Ceux qui plaidaient pour la paix, pour des négociations afin de mettre fin aux tueries, étaient volontiers qualifiés en Europe de compréhensifs envers Poutine (« Moscou simplement » reloaded). Toute tentative, en particulier des Américains, était préalablement discréditée comme une « paix dictée ».
Mais quelle solution ont les Européens ? Aucune.
Le choc de la réalité de Trump les amène à se détourner progressivement de leurs conceptions illusoires, qui visaient encore récemment la victoire. Les troupes de Kiev à Vladivostok, Moscou et Saint-Pétersbourg en ruines ? Un scénario absurde.

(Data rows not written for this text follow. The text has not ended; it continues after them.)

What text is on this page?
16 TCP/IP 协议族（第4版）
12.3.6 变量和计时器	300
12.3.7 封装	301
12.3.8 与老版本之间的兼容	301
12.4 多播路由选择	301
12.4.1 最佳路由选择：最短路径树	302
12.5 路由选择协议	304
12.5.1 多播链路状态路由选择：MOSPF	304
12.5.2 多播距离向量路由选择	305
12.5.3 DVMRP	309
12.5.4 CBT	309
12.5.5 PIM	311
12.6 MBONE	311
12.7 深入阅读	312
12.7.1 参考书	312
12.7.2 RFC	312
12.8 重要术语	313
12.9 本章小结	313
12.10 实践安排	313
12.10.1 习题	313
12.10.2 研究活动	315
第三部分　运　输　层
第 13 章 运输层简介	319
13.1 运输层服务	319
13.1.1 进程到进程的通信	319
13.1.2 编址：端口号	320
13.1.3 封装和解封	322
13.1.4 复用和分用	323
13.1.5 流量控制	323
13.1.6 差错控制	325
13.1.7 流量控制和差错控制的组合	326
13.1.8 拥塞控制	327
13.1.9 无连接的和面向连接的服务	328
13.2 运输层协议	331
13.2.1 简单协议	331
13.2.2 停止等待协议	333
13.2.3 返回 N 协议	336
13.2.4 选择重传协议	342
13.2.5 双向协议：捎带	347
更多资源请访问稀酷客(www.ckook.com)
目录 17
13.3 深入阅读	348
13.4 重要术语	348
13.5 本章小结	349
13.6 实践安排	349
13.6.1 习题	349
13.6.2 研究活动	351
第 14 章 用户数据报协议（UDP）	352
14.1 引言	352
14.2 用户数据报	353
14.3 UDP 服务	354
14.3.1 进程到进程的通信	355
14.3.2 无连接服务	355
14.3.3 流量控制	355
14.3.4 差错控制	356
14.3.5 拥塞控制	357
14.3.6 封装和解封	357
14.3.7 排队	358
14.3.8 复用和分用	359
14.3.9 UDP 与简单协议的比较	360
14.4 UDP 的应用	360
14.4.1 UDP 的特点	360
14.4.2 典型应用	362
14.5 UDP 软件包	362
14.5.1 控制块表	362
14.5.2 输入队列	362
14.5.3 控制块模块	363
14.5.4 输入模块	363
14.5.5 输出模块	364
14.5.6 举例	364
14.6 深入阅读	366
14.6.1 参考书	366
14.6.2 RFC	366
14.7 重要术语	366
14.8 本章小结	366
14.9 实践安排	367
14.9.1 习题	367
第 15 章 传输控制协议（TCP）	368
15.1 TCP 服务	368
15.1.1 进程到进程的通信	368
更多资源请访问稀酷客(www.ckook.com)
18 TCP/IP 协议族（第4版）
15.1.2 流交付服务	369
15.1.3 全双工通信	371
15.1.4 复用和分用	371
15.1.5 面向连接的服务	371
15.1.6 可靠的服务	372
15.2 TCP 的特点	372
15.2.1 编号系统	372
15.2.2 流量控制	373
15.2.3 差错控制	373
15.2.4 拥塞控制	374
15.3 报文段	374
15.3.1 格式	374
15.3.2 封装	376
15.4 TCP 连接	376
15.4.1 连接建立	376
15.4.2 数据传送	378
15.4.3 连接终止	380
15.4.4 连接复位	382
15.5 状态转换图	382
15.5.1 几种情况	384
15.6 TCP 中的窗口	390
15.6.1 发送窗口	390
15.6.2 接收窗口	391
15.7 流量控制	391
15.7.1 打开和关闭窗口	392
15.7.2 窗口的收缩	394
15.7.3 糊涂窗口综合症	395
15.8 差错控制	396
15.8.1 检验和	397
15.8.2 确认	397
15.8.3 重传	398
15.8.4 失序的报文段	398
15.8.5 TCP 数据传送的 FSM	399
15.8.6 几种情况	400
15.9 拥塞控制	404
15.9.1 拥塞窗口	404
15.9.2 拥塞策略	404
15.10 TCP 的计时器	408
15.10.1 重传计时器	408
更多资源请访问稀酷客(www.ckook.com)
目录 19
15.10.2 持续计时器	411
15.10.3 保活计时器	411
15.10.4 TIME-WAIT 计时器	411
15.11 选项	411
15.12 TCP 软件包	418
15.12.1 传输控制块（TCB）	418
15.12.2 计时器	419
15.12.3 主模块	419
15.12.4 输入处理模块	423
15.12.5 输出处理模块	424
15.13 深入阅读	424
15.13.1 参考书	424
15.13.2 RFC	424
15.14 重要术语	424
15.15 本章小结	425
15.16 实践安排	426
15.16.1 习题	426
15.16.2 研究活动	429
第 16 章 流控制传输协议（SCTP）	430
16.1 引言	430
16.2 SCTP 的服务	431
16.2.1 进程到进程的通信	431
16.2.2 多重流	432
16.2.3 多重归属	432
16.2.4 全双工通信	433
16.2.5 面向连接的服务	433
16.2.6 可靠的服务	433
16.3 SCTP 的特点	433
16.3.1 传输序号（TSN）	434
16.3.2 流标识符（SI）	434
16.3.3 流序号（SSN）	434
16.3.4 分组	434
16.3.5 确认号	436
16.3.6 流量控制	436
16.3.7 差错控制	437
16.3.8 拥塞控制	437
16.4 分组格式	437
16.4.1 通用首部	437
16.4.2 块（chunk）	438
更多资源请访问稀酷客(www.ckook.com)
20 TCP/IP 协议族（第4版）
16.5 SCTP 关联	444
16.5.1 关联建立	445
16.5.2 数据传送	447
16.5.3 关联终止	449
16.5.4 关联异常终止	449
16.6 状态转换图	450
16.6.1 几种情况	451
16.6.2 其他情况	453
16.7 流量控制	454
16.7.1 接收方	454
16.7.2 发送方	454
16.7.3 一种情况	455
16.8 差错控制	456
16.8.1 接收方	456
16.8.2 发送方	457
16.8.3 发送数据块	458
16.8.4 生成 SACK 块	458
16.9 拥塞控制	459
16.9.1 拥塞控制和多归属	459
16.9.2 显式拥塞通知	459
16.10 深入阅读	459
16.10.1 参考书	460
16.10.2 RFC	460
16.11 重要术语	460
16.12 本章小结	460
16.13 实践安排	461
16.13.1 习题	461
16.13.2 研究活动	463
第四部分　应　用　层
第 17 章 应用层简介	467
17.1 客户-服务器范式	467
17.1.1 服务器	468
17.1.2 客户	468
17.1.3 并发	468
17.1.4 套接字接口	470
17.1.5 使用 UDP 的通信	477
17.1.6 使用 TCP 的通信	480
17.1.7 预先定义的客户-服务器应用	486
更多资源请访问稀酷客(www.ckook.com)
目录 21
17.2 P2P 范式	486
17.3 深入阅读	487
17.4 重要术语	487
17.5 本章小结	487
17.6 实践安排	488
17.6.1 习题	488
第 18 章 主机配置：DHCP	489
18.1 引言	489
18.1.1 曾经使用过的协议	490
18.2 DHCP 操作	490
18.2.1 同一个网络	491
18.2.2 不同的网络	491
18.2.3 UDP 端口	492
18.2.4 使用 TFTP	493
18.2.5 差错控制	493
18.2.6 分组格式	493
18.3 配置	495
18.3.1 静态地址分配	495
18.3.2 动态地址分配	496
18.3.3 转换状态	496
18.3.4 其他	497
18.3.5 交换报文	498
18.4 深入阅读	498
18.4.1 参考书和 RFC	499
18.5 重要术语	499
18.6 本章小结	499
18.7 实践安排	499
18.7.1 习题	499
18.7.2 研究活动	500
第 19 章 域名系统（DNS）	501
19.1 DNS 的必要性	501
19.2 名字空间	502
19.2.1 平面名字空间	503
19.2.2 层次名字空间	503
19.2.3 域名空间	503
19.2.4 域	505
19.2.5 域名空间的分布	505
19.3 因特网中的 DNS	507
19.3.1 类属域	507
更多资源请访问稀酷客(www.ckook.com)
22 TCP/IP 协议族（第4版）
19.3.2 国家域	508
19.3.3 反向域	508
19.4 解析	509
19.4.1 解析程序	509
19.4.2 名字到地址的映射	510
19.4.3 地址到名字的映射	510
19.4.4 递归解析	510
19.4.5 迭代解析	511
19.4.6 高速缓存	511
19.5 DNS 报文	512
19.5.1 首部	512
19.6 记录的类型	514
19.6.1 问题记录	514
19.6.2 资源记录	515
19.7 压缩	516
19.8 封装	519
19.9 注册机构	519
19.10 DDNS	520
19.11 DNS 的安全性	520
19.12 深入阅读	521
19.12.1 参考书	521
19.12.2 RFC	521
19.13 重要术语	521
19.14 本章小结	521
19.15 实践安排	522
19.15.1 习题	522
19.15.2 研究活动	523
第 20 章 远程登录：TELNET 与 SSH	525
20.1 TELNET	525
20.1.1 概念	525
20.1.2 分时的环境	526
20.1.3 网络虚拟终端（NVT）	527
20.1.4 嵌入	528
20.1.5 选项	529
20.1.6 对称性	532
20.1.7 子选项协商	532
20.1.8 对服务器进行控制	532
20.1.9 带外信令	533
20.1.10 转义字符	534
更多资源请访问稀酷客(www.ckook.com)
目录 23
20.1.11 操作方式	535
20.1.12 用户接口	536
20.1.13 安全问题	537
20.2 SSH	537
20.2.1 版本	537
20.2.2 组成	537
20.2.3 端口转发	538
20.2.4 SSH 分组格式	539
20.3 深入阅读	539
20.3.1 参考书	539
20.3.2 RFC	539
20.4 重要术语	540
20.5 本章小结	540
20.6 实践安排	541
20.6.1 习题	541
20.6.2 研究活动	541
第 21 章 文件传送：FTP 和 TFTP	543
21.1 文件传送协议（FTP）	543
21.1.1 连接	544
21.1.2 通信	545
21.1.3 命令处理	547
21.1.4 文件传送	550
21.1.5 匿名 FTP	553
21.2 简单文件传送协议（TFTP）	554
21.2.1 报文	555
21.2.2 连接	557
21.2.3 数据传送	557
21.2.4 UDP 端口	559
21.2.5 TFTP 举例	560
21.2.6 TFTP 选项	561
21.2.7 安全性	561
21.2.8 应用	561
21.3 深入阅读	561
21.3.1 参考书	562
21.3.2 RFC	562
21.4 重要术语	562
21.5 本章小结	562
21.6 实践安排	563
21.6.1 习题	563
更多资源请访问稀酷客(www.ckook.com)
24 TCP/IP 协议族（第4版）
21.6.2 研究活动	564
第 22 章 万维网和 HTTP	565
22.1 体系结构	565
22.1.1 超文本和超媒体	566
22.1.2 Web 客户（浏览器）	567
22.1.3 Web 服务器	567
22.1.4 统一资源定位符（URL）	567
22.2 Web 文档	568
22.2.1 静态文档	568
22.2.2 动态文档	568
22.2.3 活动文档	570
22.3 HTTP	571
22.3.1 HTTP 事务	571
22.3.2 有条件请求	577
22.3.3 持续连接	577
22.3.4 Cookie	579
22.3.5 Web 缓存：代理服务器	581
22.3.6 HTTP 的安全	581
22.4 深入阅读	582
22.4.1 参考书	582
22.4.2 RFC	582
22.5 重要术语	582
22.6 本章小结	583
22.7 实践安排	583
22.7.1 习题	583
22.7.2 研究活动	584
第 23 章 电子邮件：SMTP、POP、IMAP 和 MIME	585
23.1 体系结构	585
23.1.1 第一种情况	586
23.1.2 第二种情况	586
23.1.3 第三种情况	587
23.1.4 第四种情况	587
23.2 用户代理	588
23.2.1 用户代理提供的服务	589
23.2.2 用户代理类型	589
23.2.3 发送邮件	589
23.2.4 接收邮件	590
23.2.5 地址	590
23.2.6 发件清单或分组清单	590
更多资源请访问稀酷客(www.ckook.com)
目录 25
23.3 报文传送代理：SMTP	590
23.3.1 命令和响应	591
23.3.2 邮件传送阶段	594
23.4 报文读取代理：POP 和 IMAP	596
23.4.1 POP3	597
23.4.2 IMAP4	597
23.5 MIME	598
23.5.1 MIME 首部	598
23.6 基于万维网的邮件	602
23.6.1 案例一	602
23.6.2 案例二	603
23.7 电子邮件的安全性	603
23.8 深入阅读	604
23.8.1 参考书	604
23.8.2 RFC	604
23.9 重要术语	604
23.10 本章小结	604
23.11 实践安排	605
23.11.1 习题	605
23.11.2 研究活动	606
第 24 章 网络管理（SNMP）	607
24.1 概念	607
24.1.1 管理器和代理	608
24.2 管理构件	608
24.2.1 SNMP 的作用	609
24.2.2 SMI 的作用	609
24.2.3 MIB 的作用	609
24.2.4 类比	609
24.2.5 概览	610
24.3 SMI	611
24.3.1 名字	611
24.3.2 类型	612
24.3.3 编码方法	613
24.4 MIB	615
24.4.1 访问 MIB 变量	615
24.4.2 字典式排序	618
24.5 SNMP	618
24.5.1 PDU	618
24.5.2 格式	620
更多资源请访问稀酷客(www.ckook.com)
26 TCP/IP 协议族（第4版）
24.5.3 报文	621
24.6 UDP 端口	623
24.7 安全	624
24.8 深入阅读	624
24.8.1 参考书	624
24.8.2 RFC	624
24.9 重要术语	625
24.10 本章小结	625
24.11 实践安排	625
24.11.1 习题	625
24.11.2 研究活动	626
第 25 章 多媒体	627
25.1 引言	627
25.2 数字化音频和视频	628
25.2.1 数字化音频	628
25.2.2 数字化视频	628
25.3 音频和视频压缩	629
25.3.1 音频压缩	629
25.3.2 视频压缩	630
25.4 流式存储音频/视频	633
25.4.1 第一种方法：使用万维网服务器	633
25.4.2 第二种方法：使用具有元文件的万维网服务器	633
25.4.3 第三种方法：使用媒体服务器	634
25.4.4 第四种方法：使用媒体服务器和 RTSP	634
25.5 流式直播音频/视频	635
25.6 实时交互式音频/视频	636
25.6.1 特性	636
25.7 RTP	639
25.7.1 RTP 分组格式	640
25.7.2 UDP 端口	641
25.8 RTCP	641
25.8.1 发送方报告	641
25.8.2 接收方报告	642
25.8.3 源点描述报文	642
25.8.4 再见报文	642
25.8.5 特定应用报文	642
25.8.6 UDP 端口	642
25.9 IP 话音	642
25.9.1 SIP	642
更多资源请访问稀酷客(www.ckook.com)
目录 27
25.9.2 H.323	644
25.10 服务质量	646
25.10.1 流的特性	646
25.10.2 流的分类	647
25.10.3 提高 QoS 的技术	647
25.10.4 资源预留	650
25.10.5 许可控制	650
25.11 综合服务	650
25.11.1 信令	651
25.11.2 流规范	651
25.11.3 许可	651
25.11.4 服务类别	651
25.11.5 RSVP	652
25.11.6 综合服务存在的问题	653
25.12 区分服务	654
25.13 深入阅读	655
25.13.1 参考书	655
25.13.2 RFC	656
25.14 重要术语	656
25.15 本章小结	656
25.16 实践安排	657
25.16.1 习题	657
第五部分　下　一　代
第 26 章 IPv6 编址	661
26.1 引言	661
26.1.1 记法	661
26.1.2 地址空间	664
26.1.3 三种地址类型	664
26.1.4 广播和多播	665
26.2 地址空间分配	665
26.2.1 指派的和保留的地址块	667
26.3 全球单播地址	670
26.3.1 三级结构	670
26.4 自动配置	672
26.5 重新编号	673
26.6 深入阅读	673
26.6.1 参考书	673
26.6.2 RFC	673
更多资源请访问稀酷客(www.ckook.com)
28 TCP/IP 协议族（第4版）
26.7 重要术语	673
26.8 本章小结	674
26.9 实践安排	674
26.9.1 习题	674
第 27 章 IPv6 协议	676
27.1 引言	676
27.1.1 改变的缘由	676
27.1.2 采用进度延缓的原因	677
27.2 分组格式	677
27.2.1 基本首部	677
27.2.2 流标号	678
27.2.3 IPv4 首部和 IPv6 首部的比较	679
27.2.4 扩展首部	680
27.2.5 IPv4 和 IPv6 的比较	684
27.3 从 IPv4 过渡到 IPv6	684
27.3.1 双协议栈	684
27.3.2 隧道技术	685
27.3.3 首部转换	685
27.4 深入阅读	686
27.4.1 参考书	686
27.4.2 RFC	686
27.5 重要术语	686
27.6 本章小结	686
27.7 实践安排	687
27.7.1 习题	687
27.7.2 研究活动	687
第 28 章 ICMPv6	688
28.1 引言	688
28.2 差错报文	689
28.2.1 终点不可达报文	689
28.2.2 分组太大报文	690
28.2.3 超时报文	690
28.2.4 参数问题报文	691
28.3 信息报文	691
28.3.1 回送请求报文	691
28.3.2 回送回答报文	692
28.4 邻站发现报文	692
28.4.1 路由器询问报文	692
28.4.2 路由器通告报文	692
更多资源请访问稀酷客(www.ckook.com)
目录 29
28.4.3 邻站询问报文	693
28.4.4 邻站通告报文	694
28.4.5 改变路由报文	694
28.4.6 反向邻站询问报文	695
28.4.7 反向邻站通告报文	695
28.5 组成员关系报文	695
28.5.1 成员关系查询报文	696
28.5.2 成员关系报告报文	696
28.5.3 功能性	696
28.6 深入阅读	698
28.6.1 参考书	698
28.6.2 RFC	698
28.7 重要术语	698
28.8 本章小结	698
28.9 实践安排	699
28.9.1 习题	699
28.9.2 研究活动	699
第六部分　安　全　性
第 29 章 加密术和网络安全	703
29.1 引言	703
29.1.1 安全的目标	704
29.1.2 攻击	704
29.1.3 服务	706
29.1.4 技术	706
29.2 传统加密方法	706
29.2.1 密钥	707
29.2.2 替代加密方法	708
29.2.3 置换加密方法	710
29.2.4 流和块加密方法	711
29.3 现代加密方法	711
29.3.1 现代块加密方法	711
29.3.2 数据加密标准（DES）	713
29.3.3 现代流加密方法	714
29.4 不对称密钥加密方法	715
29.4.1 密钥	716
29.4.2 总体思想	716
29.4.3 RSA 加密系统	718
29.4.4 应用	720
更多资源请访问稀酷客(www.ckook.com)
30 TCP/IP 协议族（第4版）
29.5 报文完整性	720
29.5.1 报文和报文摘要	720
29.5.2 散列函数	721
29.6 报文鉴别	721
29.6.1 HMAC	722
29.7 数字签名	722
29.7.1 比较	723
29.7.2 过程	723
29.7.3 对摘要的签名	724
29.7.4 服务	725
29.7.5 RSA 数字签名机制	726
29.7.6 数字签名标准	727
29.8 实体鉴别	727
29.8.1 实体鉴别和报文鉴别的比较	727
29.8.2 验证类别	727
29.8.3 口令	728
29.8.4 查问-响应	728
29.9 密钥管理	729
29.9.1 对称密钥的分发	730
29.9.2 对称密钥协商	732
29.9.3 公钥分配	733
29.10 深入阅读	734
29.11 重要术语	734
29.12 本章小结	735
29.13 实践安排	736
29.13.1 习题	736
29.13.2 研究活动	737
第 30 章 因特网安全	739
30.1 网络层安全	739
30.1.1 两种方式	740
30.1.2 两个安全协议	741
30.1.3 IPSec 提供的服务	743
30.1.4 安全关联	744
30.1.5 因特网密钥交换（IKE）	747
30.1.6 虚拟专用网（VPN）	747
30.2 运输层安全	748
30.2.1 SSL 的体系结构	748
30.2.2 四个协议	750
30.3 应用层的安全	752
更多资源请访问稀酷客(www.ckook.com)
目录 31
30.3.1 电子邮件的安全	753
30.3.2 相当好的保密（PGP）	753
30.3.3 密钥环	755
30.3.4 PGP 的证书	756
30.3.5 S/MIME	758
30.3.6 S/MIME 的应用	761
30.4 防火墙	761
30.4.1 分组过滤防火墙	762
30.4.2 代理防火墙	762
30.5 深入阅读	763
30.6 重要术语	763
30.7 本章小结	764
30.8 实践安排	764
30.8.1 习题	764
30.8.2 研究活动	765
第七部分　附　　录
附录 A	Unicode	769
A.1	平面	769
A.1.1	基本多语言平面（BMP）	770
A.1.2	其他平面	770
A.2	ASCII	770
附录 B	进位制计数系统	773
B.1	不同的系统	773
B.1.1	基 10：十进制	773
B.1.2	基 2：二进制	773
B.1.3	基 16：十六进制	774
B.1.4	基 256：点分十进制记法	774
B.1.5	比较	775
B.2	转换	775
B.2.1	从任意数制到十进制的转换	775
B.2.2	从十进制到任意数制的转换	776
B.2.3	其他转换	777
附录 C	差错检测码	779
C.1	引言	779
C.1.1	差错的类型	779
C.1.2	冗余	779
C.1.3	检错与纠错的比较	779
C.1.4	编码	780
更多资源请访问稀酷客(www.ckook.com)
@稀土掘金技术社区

Le cas de la France semble symptomatique. Macron s'est rendu à Kiev avec Merz, Starmer, Tusk et a assuré Zelensky d'un soutien total. Pour ensuite admettre à voix basse qu'ils n'ont même pas les moyens nécessaires pour forcer Moscou à céder. La chaîne allemande ARD s'est moquée de la « grande puissance avare » de Macron.
Macron souligne cependant à juste titre que la France ne veut « déclencher aucune Troisième Guerre mondiale ». C'est aussi un pas de plus vers une approche plus réaliste et rationnelle. Ceux qui avaient mis en garde contre ce scénario d'horreur étaient encore récemment relégués au rang de pacificateurs historiquement mal réputés, comme le nouveau ministre allemand des Affaires étrangères Wadephul, qui a chargé les avertissements d'une « escalade » d'une culpabilité éternelle.
Ce que les discussions à Istanbul apporteront, où elles mèneront, nul ne le sait encore. Ce qui est certain, cependant, c'est qu'il y aurait déjà beaucoup à gagner si les Européens abandonnaient leurs doubles standards et faisaient comprendre à leur allié à Kiev qu'il doit faire des concessions pour mettre fin à la guerre. Il n'a pas vraiment d'autre choix.